惊蛰隐入黑暗,看着那冲天的火光映红了半个长安城的夜空,嘴角勾起一抹冷笑。
既然你要装弱,我就给你扣个通敌的大帽子。
禁军介入,众目睽睽之下搜出“狄文密信”,我看你怎么洗。
三日后。
国公府的大门被羽林卫粗暴地撞开。
理由堂皇正大:私通北狄,囤兵谋逆。
证据确凿——那封从火场里“抢救”出来的密信,经过鸿胪寺卿的辨认,确系北狄王庭的密语。
至于这密语为何如此拙劣?
那是上面的大人物们该操心的事,底下人只需要一个动手的借口。
武曌的圣旨下得极快。
但当惊蛰跪接圣旨时,却愣了一下。
诏书的最后一句,不是赏,也不是杀,而是带着一股子令人窒息的敲打:
【此案由察弊司协理官惊蛰监审,不得刑求,唯凭物证。】
惊蛰捧着圣旨的手指微微收紧。
不得刑求。
这是要把她的爪牙拔了一半。
没有酷刑,那些嘴硬的死士根本不会开口。
武曌这是在逼她,逼她不用蛮力,而用脑子把这桩铁案办死。
这是试炼,也是警告:做刀可以,但别只做一把只会见血的屠刀。
是夜,察弊司值房。
炭盆里的火烧得正旺,偶尔爆出一两点火星。
惊蛰独自坐在案前,面前摊开着那份刚刚逼着国公画押的认罪书——虽然不能动刑,但那是对肉体。

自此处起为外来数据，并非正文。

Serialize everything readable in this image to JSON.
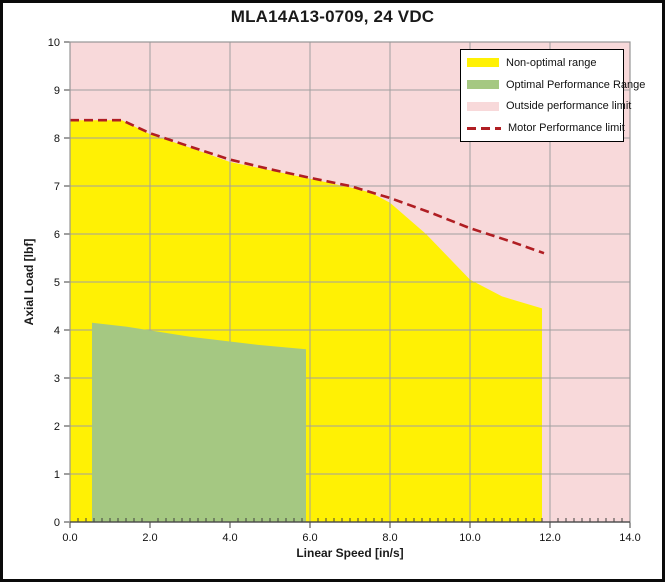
{
  "chart_data": {
    "type": "area",
    "title": "MLA14A13-0709, 24 VDC",
    "xlabel": "Linear Speed [in/s]",
    "ylabel": "Axial Load [lbf]",
    "xlim": [
      0,
      14
    ],
    "ylim": [
      0,
      10
    ],
    "grid": true,
    "x_major_ticks": [
      0,
      2,
      4,
      6,
      8,
      10,
      12,
      14
    ],
    "x_tick_labels": [
      "0.0",
      "2.0",
      "4.0",
      "6.0",
      "8.0",
      "10.0",
      "12.0",
      "14.0"
    ],
    "x_minor_tick_step": 0.2,
    "y_ticks": [
      0,
      1,
      2,
      3,
      4,
      5,
      6,
      7,
      8,
      9,
      10
    ],
    "y_tick_labels": [
      "0",
      "1",
      "2",
      "3",
      "4",
      "5",
      "6",
      "7",
      "8",
      "9",
      "10"
    ],
    "colors": {
      "non_optimal": "#FFF104",
      "optimal": "#A5C882",
      "outside": "#F8D9DA",
      "motor_limit": "#B01E23",
      "gridline": "#A0A0A0",
      "axis": "#3F3F3F",
      "plot_border": "#969696"
    },
    "legend": {
      "position": "top-right",
      "items": [
        {
          "label": "Non-optimal range",
          "swatch": "area",
          "color": "#FFF104"
        },
        {
          "label": "Optimal Performance Range",
          "swatch": "area",
          "color": "#A5C882"
        },
        {
          "label": "Outside performance limit",
          "swatch": "area",
          "color": "#F8D9DA"
        },
        {
          "label": "Motor Performance limit",
          "swatch": "dashed-line",
          "color": "#B01E23"
        }
      ]
    },
    "series": [
      {
        "name": "Outside performance limit",
        "type": "background",
        "color": "#F8D9DA"
      },
      {
        "name": "Non-optimal range",
        "type": "area",
        "color": "#FFF104",
        "points": [
          [
            0,
            0
          ],
          [
            0,
            8.37
          ],
          [
            1.3,
            8.37
          ],
          [
            2,
            8.08
          ],
          [
            3,
            7.8
          ],
          [
            4,
            7.5
          ],
          [
            5,
            7.33
          ],
          [
            6,
            7.15
          ],
          [
            7,
            6.97
          ],
          [
            7.5,
            6.87
          ],
          [
            8,
            6.65
          ],
          [
            8.9,
            6.0
          ],
          [
            10,
            5.05
          ],
          [
            10.8,
            4.7
          ],
          [
            11.4,
            4.55
          ],
          [
            11.8,
            4.45
          ],
          [
            11.8,
            0
          ]
        ]
      },
      {
        "name": "Optimal Performance Range",
        "type": "area",
        "color": "#A5C882",
        "points": [
          [
            0.55,
            0
          ],
          [
            0.55,
            4.15
          ],
          [
            1.4,
            4.07
          ],
          [
            3,
            3.86
          ],
          [
            4.7,
            3.69
          ],
          [
            5.9,
            3.6
          ],
          [
            5.9,
            0
          ]
        ]
      },
      {
        "name": "Motor Performance limit",
        "type": "dashed_line",
        "color": "#B01E23",
        "points": [
          [
            0,
            8.37
          ],
          [
            1.3,
            8.37
          ],
          [
            2,
            8.1
          ],
          [
            3,
            7.82
          ],
          [
            4,
            7.55
          ],
          [
            5,
            7.35
          ],
          [
            6,
            7.17
          ],
          [
            7,
            7.0
          ],
          [
            8,
            6.75
          ],
          [
            9,
            6.45
          ],
          [
            10,
            6.12
          ],
          [
            11,
            5.85
          ],
          [
            11.85,
            5.6
          ]
        ]
      }
    ]
  }
}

至于精神上的折磨,她有的是比剥皮抽筋更让人生不如死的法子。
她提起笔,蘸着茶水,在桌面上缓缓写下四个字:
【玉蝉何用】
这四个字水渍未干。
“笃。”
一声轻响,有什么东西穿过窗户的缝隙,落在了案头。
惊蛰猛地抬头。
那是一片梅花瓣。
此时并非梅花盛开的季节,但这花瓣却是新鲜的,甚至还带着大明宫里特有的龙涎香气。
花瓣洁白如雪,唯独花心处,嵌着半粒鲜红的朱砂。
惊蛰捏起那片花瓣。
朱砂,红得像血,又像是某种默许的批红。
她转头望向窗外。
那个方向,是含元殿,是那个全天下最有权势的女人俯瞰众生的地方。
远处的宫灯如星河,其中有一盏,似乎在风中微微晃动了一下,像是在回应她的注视。
惊蛰看着指尖的那点红,紧绷了几日的肩膀终于松弛下来。
她笑了。
那笑容里没有平日的阴冷,反而透着一股子令人心悸的癫狂与野心。
她拿起桌上那份足以让国公府满门抄斩的认罪书,毫不犹豫地扔进了脚边的火盆。
火舌卷起纸张,黑色的字迹在火焰中扭曲、消散。
“不用这个,我也能让他死。”
惊蛰看着跳动的火苗,轻声呢喃,仿佛在对那个远在深宫的女人说话:
“陛下,这把刀您若是用顺手了……下次疯,我替您烧了那把龙椅,如何?”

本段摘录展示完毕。